I prefer Reactome because of its simplicity, but Entrez seems to be the most complete because it has info in all databases.

In [1]:
from Bio import Entrez
from Bio import SeqIO
Entrez.email = 'jinghuawu@berkeley.edu'

In [2]:
orgs = ['Drosophila', 'E.coli', 'human']

glycolysis = ['pyruvate kinase', 'enolase', 
              'Phosphoglycerate mutase', 'phosphofructokinase']

TCA = ['malate dehydrogenase', 'citrate synthase', 
       'aconitase', 'isocitrate dehydrogenase']

pentose_phosphate = ['glucose 6-phosphate dehydrogenase', 'ribose 5-phosphate isomerase', 
                     'transketolase', 'transaldolase']

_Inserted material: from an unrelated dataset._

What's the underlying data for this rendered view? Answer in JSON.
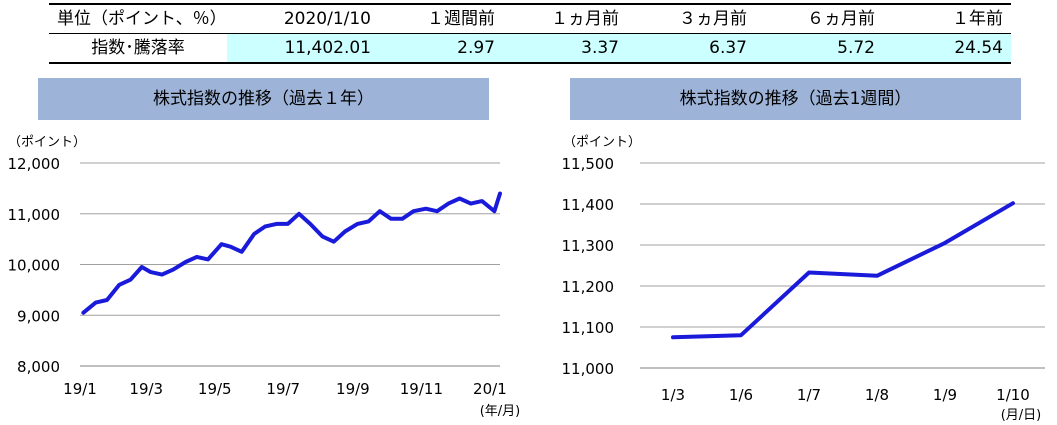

all_enzymes = glycolysis + TCA + pentose_phosphate

### *Data retrieval*

Variables "organism", "ids", "enzyme", "path", "description" and "ntsql" are lists that store the categorized information, which can be converted to tuples later.

In [3]:
#gene data
organism = []
ids = []
enzyme = []
path = []

for o in orgs: #for each organism
    for e in all_enzymes:
        if e in glycolysis:
            path.append("glycolysis")
        elif e in TCA:
            path.append("TCA")
        elif e in pentose_phosphate:
            path.append("pentose phosphate pathway")
     
        organism.append(o)
        enzyme.append(e)
        handle = Entrez.esearch(db='nucleotide', #can be anything on Entrez (nucleotide, gene, protein, genome)
                                term= o + '[Orgn]' + ' AND ' + e + '[Prot]', #search the term, browser format
                                sort='relevance',
                                idtype='acc', #types of record IDs are returned (acc=accession number) 
                                retmax=1)
        for i in Entrez.read(handle)['IdList']:
            ids.append(i)         

In [4]:
description = []
ntseq = []
for i in ids:			
	handle = Entrez.efetch(db='nucleotide', 
                           id=i, #the first one is the most relevant one
                           rettype='gb', #Retrieval type. 
                           retmode='text')
	record = SeqIO.read(handle, "gb")
	description.append(str(record.description))
	ntseq.append(str(record.seq[:30]))

**Turn data into tuples for later use.**

In [5]:
gene_tuple = []
for n in range(len(ids)):
	gene_tuple.append(tuple([ids[n], description[n], organism[n], enzyme[n], path[n], ntseq[n]]))

#### *Import data to sqlite*

In [6]:
import sqlite3 #provide interface
conn = sqlite3.connect('my.db') #create a Connection object that represents the database. ('example.db')
c = conn.cursor() #create cursor object for method calls later.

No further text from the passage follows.